SAN JERÓNIMO, Peru — On a sunny November day, art teacher Ryan Sommers was arguing with five of his high school students.
The students were about to enter a high school drawing competition during the San Jerónimo district’s Intercultural Week celebration (Nov. 7–11, 2016), but when they saw the 50 other competitors from all around the district, they wanted to back out.
“They said we could never win,” said Sommers, who was in Peru with Eastern Mennonite Missions (EMM) to teach art at PROMESA, a private Mennonite school of 300 students. Many of the other students in the art competition represented schools of thousands.
Sommers insisted they enter. And when the winners were announced, PROMESA nearly swept the podium: student Julio Cesar Pacheco Atayupanqui came in first, and Renzo Joaquín Choque Vidarte placed third.
In order to win, Atayupanqui and Vidarte had to create original drawings on the spot in under two hours.

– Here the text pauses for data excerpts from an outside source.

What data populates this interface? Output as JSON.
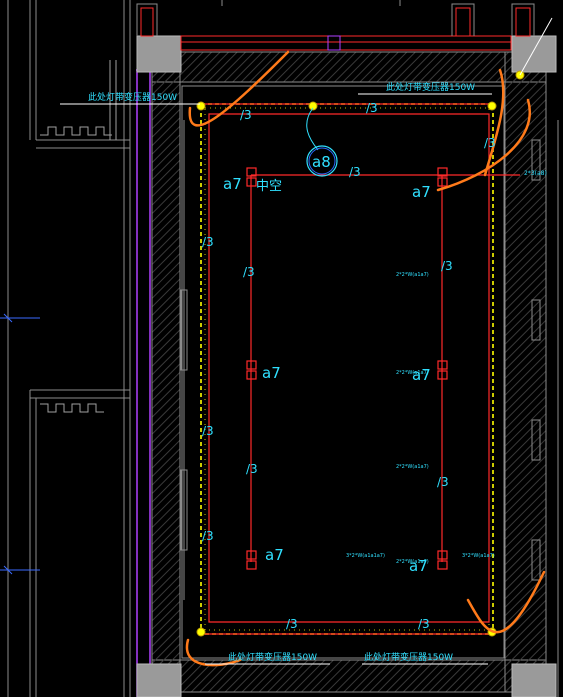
{
  "drawing": {
    "background": "#000000",
    "colors": {
      "wall": "#8c8c8c",
      "hatch": "#3a3a3a",
      "wire_red": "#ff2a2a",
      "light_strip": "#ffff00",
      "text_cyan": "#30e0ff",
      "annot_orange": "#ff7a1a",
      "purple": "#b040ff",
      "grid_blue": "#3a6aff",
      "white": "#ffffff"
    },
    "labels": {
      "transformer_top_right": "此处灯带变压器150W",
      "transformer_top_left": "此处灯带变压器150W",
      "transformer_bottom_left": "此处灯带变压器150W",
      "transformer_bottom_right": "此处灯带变压器150W",
      "void": "中空",
      "circle_tag": "a8",
      "a7": "a7",
      "wire_count": "/3",
      "spec_right_top": "2*3(a8)",
      "spec_mid_1": "2*2*W(a1a7)",
      "spec_mid_2": "2*2*W(a1a7)",
      "spec_mid_3": "2*2*W(a1a7)",
      "spec_bottom_left": "3*2*W(a1a1a7)",
      "spec_bottom_mid": "2*2*W(a1a7)",
      "spec_bottom_right": "3*2*W(a1a7)"
    }
  }
}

The drawings were to illustrate some part of San Jerónimo culture.
Atayupanqui’s winning drawing included a historic church, Iglesia de San Jerónimo, located in the main plaza, along with figures in traditional Peruvian costume.
He won 300 soles (about 90 dollars), and his drawing will hang in a local government building.
Sommers and his wife, Kristie Sommers, both 25, spent a year as missionaries in Peru, teaching art and English at PROMESA. They returned to Mount Joy, Pa., in December 2016, but memories of Peru, such as the art competition, remain.
“It was a chance to teach the students that it isn’t about having a large school, or a lot of funding,” said Sommers.
“It was one of the proudest moments of my life,” he added.